In this talk I will give an overview on my past six years of work on phylogenetic clock rate variation. I will describe the optimised relaxed clock (ORC) model and its role in species tree estimation under the multispecies coalescent model (StarBeast3). I will show how this approach is extended to capture punctuated evolution, demonstrating its use on three unrelated systems across different scales of life: cephalopod morphologies, aminoacyl-tRNA synthetase sequences, and Indo-European languages. I will present methods that describe a special case of sweeping punctuated change across the entire proteome, resulting from changes in the genetic coding alphabet during the earliest stages of life on Earth. Lastly, I will open the black box behind these biological processes, and explore drivers of molecular rate variation, demonstrated on mammalian body sizes.

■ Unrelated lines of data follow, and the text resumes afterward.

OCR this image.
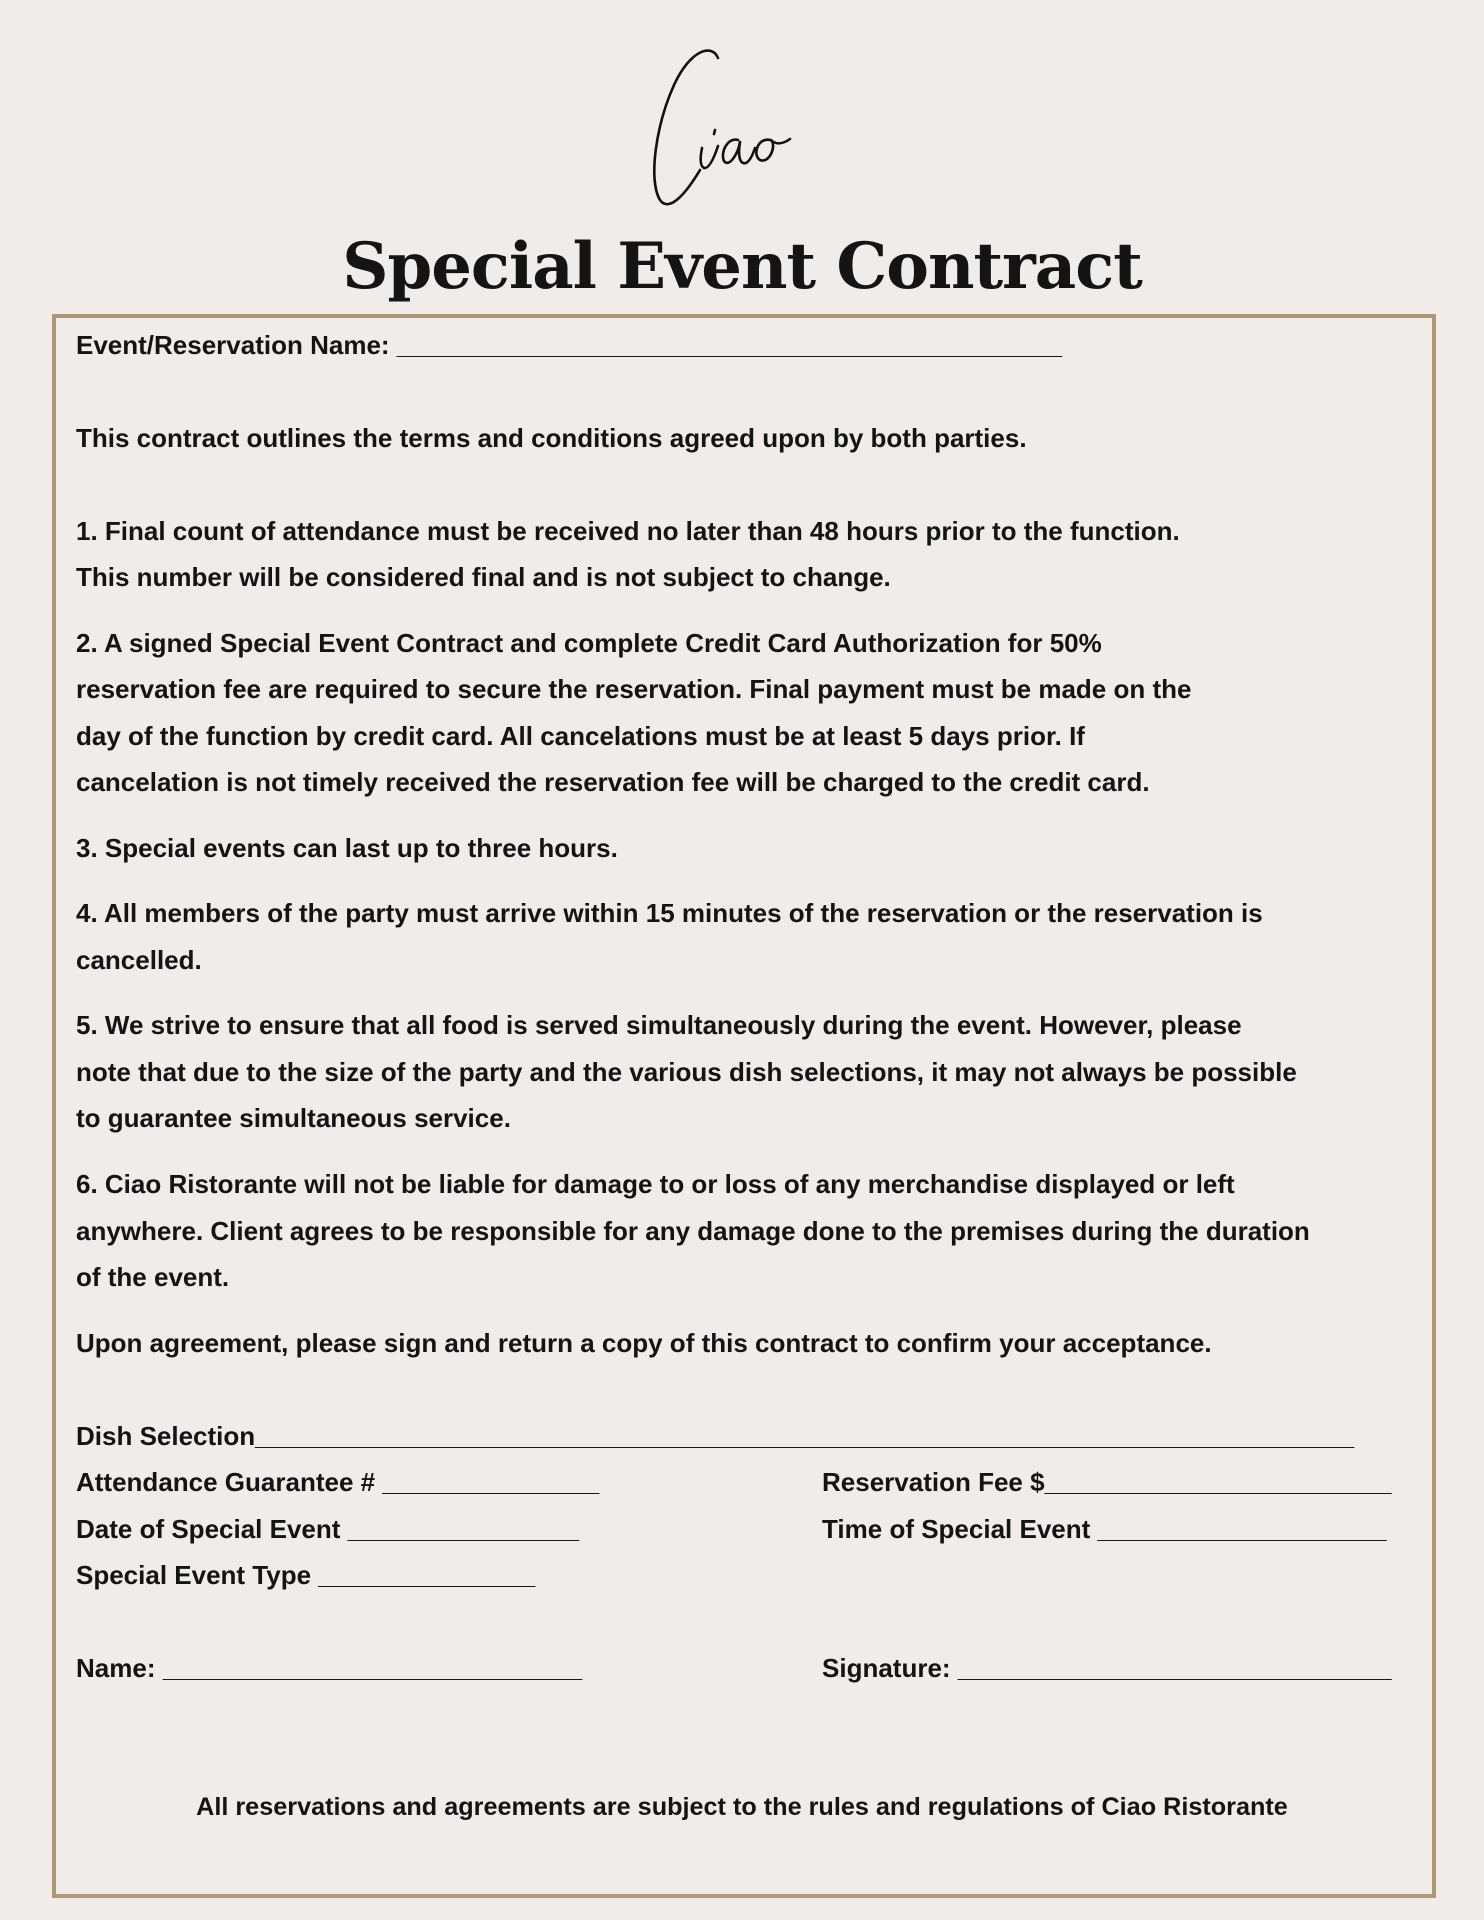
Special Event Contract

Event/Reservation Name: ______________________________________________

This contract outlines the terms and conditions agreed upon by both parties.

1. Final count of attendance must be received no later than 48 hours prior to the function.

This number will be considered final and is not subject to change.

2. A signed Special Event Contract and complete Credit Card Authorization for 50%

reservation fee are required to secure the reservation. Final payment must be made on the

day of the function by credit card. All cancelations must be at least 5 days prior. If

cancelation is not timely received the reservation fee will be charged to the credit card.

3. Special events can last up to three hours.

4. All members of the party must arrive within 15 minutes of the reservation or the reservation is

cancelled.

5. We strive to ensure that all food is served simultaneously during the event. However, please

note that due to the size of the party and the various dish selections, it may not always be possible

to guarantee simultaneous service.

6. Ciao Ristorante will not be liable for damage to or loss of any merchandise displayed or left

anywhere. Client agrees to be responsible for any damage done to the premises during the duration

of the event.

Upon agreement, please sign and return a copy of this contract to confirm your acceptance.

Dish Selection____________________________________________________________________________

Attendance Guarantee # _______________	Reservation Fee $________________________

Date of Special Event ________________	Time of Special Event ____________________

Special Event Type _______________

Name: _____________________________	Signature: ______________________________

All reservations and agreements are subject to the rules and regulations of Ciao Ristorante
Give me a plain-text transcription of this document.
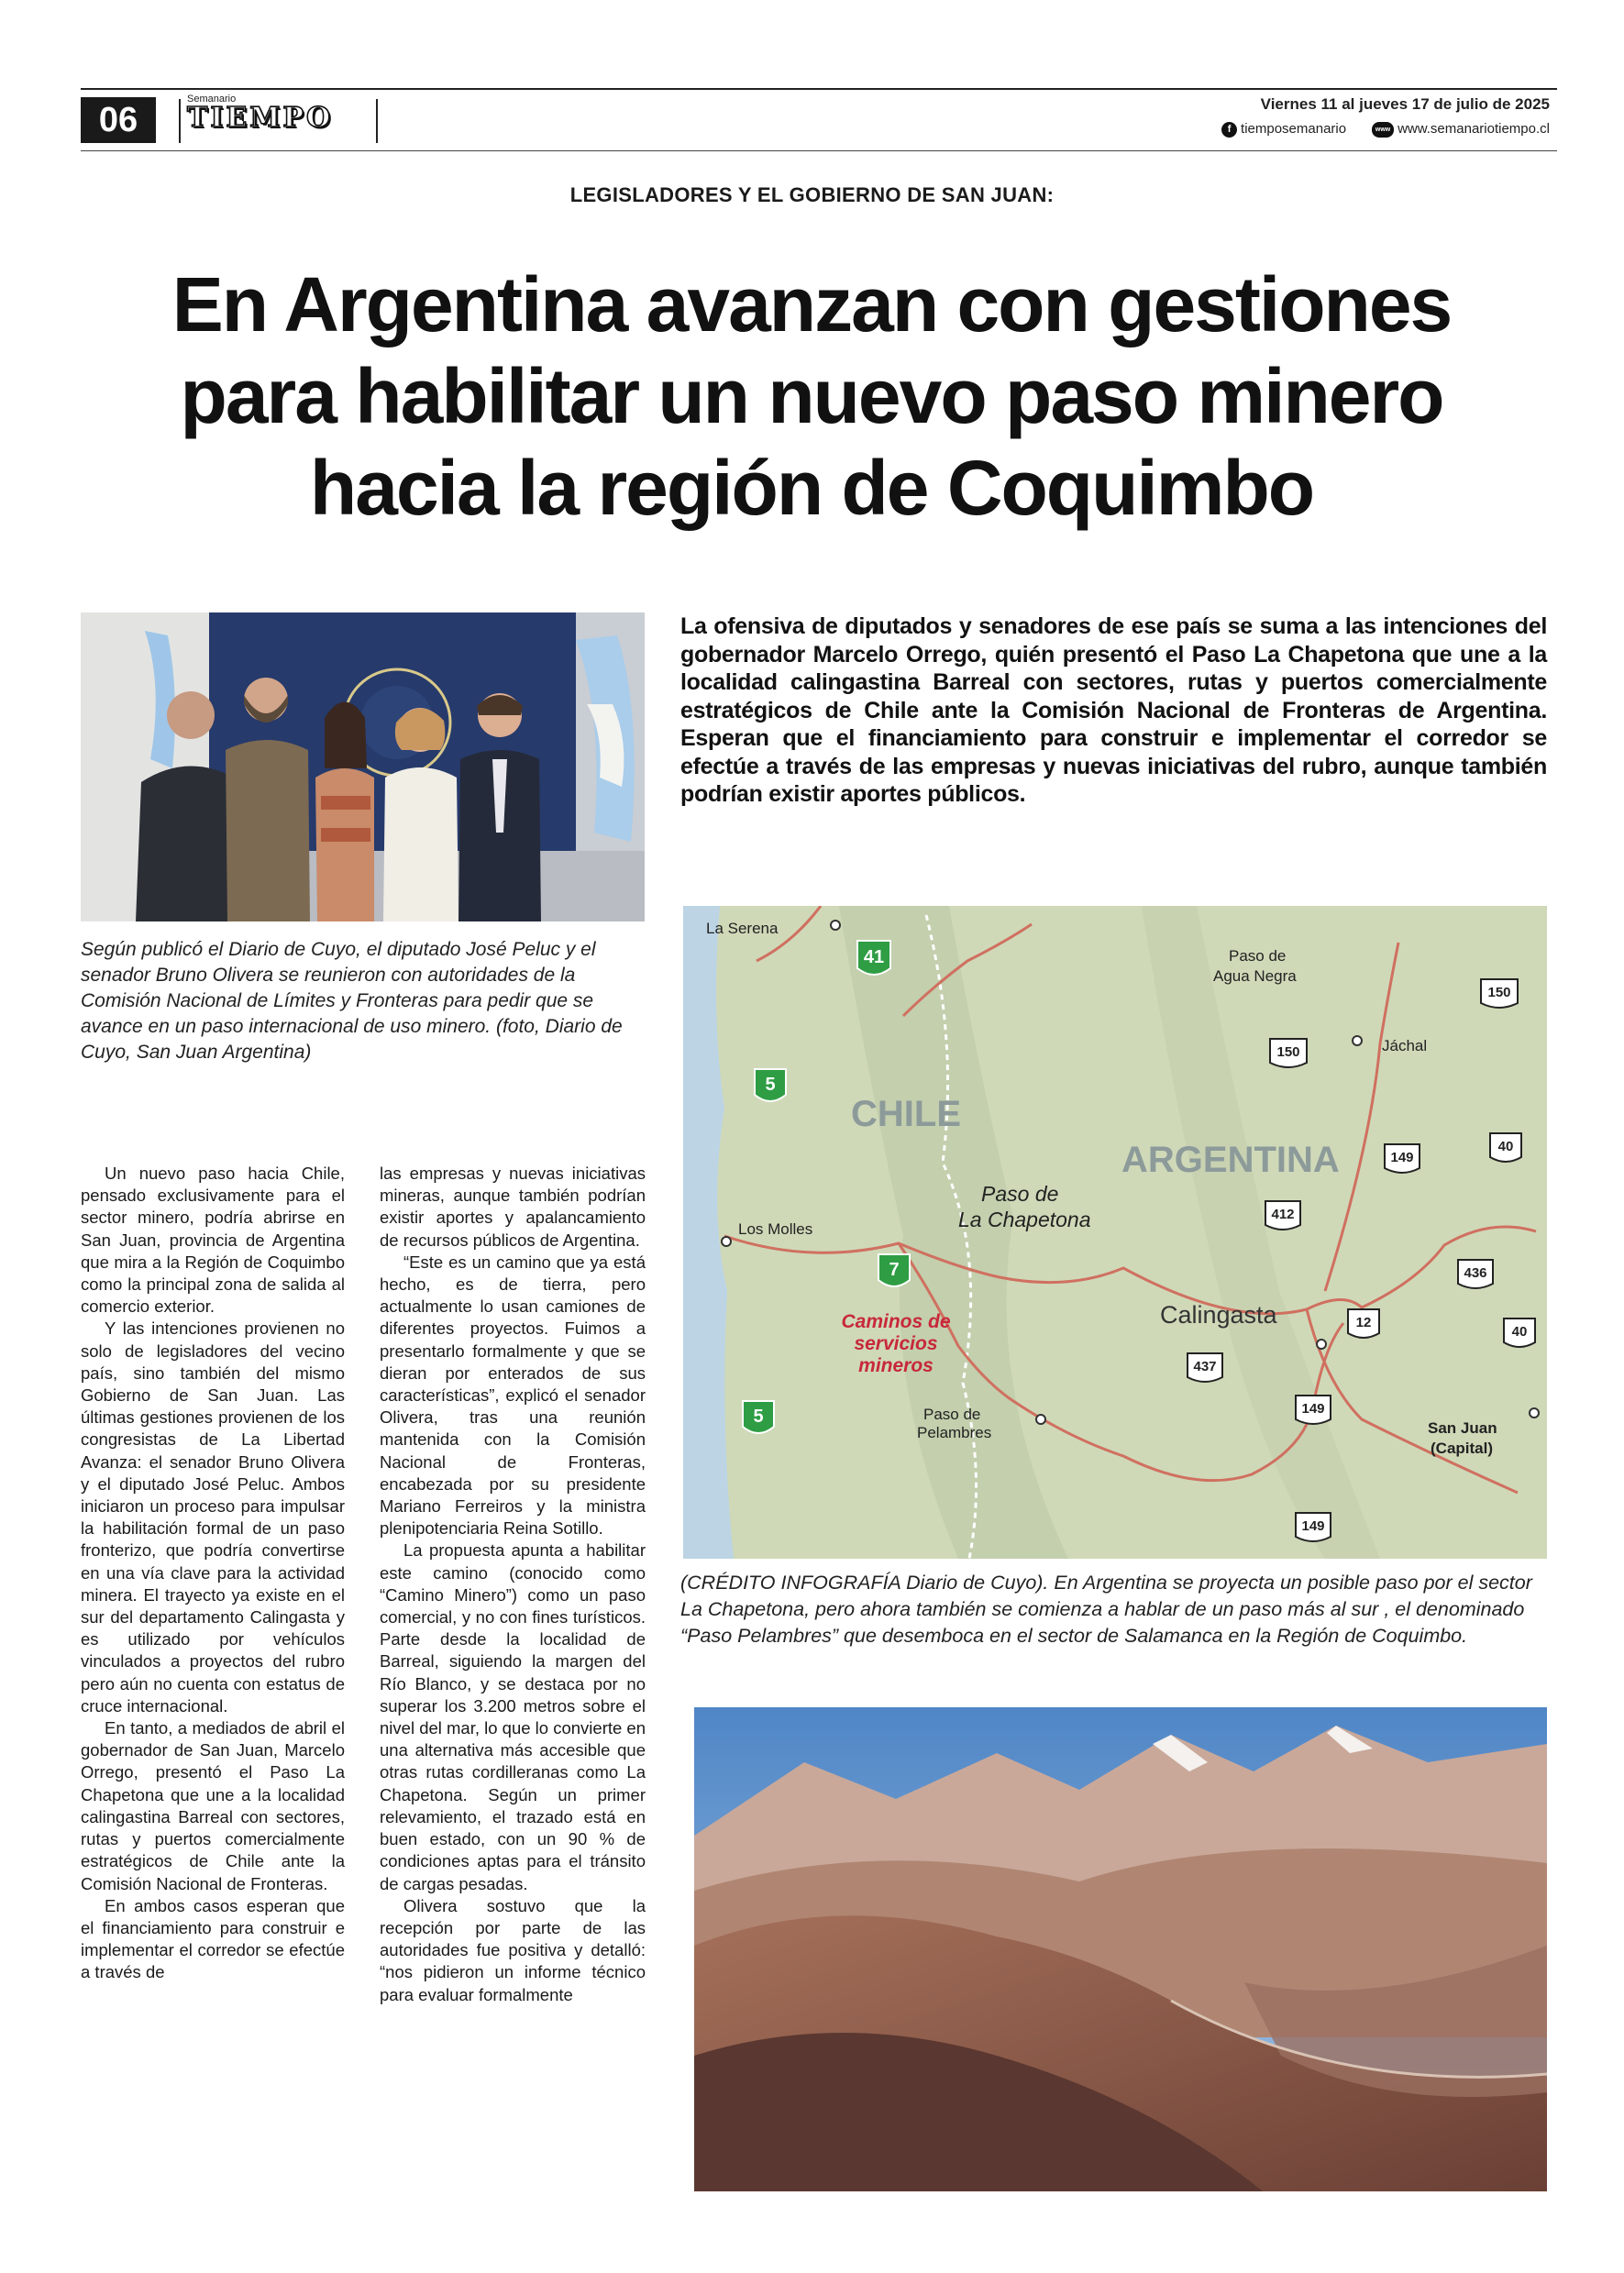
06
Semanario
TIEMPO	Viernes 11 al jueves 17 de julio de 2025
f tiemposemanario	www www.semanariotiempo.cl
LEGISLADORES Y EL GOBIERNO DE SAN JUAN:
En Argentina avanzan con gestiones para habilitar un nuevo paso minero hacia la región de Coquimbo
Según publicó el Diario de Cuyo, el diputado José Peluc y el senador Bruno Olivera se reunieron con autoridades de la Comisión Nacional de Límites y Fronteras para pedir que se avance en un paso internacional de uso minero. (foto, Diario de Cuyo, San Juan Argentina)
La ofensiva de diputados y senadores de ese país se suma a las intenciones del gobernador Marcelo Orrego, quién presentó el Paso La Chapetona que une a la localidad calingastina Barreal con sectores, rutas y puertos comercialmente estratégicos de Chile ante la Comisión Nacional de Fronteras de Argentina. Esperan que el financiamiento para construir e implementar el corredor se efectúe a través de las empresas y nuevas iniciativas del rubro, aunque también podrían existir aportes públicos.
CHILE
ARGENTINA
La Serena
Paso de
Agua Negra
Jáchal
Los Molles
San Juan
(Capital)
Paso de
Pelambres
Paso de
La Chapetona
Calingasta
Caminos de
servicios
mineros
41
5
7
5
150
150
149
40
412
436
12
40
437
149
149
(CRÉDITO INFOGRAFÍA Diario de Cuyo). En Argentina se proyecta un posible paso por el sector La Chapetona, pero ahora también se comienza a hablar de un paso más al sur , el denominado “Paso Pelambres” que desemboca en el sector de Salamanca en la Región de Coquimbo.

Un nuevo paso hacia Chile, pensado exclusivamente para el sector minero, podría abrirse en San Juan, provincia de Argentina que mira a la Región de Coquimbo como la principal zona de salida al comercio exterior.

Y las intenciones provienen no solo de legisladores del vecino país, sino también del mismo Gobierno de San Juan. Las últimas gestiones provienen de los congresistas de La Libertad Avanza: el senador Bruno Olivera y el diputado José Peluc. Ambos iniciaron un proceso para impulsar la habilitación formal de un paso fronterizo, que podría convertirse en una vía clave para la actividad minera. El trayecto ya existe en el sur del departamento Calingasta y es utilizado por vehículos vinculados a proyectos del rubro pero aún no cuenta con estatus de cruce internacional.

En tanto, a mediados de abril el gobernador de San Juan, Marcelo Orrego, presentó el Paso La Chapetona que une a la localidad calingastina Barreal con sectores, rutas y puertos comercialmente estratégicos de Chile ante la Comisión Nacional de Fronteras.

En ambos casos esperan que el financiamiento para construir e implementar el corredor se efectúe a través de

las empresas y nuevas iniciativas mineras, aunque también podrían existir aportes y apalancamiento de recursos públicos de Argentina.

“Este es un camino que ya está hecho, es de tierra, pero actualmente lo usan camiones de diferentes proyectos. Fuimos a presentarlo formalmente y que se dieran por enterados de sus características”, explicó el senador Olivera, tras una reunión mantenida con la Comisión Nacional de Fronteras, encabezada por su presidente Mariano Ferreiros y la ministra plenipotenciaria Reina Sotillo.

La propuesta apunta a habilitar este camino (conocido como “Camino Minero”) como un paso comercial, y no con fines turísticos. Parte desde la localidad de Barreal, siguiendo la margen del Río Blanco, y se destaca por no superar los 3.200 metros sobre el nivel del mar, lo que lo convierte en una alternativa más accesible que otras rutas cordilleranas como La Chapetona. Según un primer relevamiento, el trazado está en buen estado, con un 90 % de condiciones aptas para el tránsito de cargas pesadas.

Olivera sostuvo que la recepción por parte de las autoridades fue positiva y detalló: “nos pidieron un informe técnico para evaluar formalmente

Biography - Jordan Douglas studied bioinformatics and statistics in his undergraduate, before completing his PhD in Computer Science in 2019. As a research fellow at the University of Auckland, New Zealand, Jordan developed novel phylogenetic methods. At the start of the COVID-19 pandemic, he put these skills to the test by working with public health bodies to trace viral transmission in New Zealand in real-time. Since then, his research has largely focused on protein structural evolution and the origins of genetic coding through the lens of the aminoacyl-tRNA synthetases. In his current position as a postdoctoral researcher at the Research School of Biology here at ANU, Jordan studies the evolutionary drivers behind molecular rate variation.